Is the JELLYJELLY Token Rally One other Case of Coordinated Buying and selling?

The value spike attracted Bubblemaps’ consideration. The blockchain analytics platform famous that seven wallets with no prior exercise pulled out 20% of JELLYJELLY’s provide from Gate.io and Bitget over the previous 4 days.

“Shortly after these CEX withdrawals, JELLYJELLY jumped +600%…. after dropping 80% from earlier highs,” Bubblemaps posted.

This prompt doable market manipulation, because the coordinated withdrawal of a good portion of the token’s provide seemingly constrained liquidity on centralized exchanges, making it simpler to push costs upward. Such strikes can create a false sense of market momentum.

In the meantime, this isn’t the primary time JELLYJELLY has skilled coordinated exercise.

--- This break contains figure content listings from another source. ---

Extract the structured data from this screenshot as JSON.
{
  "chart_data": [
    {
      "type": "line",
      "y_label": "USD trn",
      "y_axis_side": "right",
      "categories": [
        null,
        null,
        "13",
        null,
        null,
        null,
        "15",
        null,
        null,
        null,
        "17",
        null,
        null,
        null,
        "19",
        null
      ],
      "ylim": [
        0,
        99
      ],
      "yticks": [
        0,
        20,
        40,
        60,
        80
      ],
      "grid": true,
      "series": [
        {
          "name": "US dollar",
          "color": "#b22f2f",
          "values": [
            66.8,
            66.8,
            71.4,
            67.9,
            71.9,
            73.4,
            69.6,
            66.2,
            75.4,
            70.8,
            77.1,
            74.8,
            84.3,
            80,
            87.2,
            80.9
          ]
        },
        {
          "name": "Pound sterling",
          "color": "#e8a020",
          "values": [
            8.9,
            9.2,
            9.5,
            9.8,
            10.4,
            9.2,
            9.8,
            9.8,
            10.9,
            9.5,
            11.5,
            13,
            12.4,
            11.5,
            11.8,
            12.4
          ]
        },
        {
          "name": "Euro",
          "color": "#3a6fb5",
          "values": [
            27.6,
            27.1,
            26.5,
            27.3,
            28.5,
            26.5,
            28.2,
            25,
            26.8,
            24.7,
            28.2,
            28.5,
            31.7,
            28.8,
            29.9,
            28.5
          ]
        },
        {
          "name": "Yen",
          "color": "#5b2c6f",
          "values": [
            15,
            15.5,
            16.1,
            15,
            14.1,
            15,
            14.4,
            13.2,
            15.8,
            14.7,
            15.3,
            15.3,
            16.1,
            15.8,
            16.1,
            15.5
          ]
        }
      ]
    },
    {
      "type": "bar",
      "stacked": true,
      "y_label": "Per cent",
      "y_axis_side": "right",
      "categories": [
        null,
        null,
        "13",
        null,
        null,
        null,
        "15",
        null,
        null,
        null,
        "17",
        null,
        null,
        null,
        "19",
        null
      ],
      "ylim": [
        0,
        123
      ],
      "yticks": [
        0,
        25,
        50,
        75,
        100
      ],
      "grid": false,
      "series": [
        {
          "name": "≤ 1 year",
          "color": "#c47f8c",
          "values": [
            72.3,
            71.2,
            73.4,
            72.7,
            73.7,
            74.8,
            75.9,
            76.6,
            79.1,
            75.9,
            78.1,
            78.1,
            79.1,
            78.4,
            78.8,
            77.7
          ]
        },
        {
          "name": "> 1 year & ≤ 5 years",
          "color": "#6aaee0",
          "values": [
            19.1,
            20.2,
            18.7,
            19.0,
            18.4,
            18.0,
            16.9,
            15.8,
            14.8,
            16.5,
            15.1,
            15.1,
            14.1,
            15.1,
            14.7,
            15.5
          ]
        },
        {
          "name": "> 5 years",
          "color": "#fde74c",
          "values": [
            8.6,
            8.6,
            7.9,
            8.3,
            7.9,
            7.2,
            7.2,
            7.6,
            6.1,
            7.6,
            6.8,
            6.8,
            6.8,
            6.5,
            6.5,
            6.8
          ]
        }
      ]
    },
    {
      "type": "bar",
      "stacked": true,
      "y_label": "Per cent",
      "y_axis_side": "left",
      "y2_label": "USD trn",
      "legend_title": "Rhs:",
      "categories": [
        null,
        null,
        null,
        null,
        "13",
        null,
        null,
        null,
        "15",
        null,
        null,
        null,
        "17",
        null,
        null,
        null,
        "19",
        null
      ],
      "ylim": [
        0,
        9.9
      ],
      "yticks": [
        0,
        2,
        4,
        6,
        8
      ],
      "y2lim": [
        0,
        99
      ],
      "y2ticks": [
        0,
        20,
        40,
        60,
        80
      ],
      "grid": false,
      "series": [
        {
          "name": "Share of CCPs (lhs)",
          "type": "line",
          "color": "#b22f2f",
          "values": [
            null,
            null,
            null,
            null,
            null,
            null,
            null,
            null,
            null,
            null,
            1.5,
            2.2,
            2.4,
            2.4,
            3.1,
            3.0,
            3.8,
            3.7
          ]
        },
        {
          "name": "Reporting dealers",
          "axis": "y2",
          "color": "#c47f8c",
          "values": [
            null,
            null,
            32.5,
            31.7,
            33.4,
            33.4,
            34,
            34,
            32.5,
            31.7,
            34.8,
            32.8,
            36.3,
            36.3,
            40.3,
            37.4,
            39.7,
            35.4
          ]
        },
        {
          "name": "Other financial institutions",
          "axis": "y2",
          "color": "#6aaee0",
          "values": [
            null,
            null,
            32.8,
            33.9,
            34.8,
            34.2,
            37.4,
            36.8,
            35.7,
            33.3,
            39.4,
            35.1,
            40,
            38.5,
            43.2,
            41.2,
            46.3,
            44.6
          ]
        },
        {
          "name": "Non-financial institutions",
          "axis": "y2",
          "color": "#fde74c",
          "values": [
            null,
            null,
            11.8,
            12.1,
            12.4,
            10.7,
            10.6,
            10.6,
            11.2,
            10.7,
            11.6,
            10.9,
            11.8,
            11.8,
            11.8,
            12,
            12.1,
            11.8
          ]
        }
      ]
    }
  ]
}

In March 2025, the token was central to an incident on decentralized exchange HyperLiquid.

A whale manipulated the value, creating a brief squeeze that threatened as much as $230 million in losses in HyperLiquid’s HLP vault. Within the aftermath of this incident, the perp DEX delisted JELLYJELLY, refunded merchants, and boosted security with stricter delisting and open curiosity caps.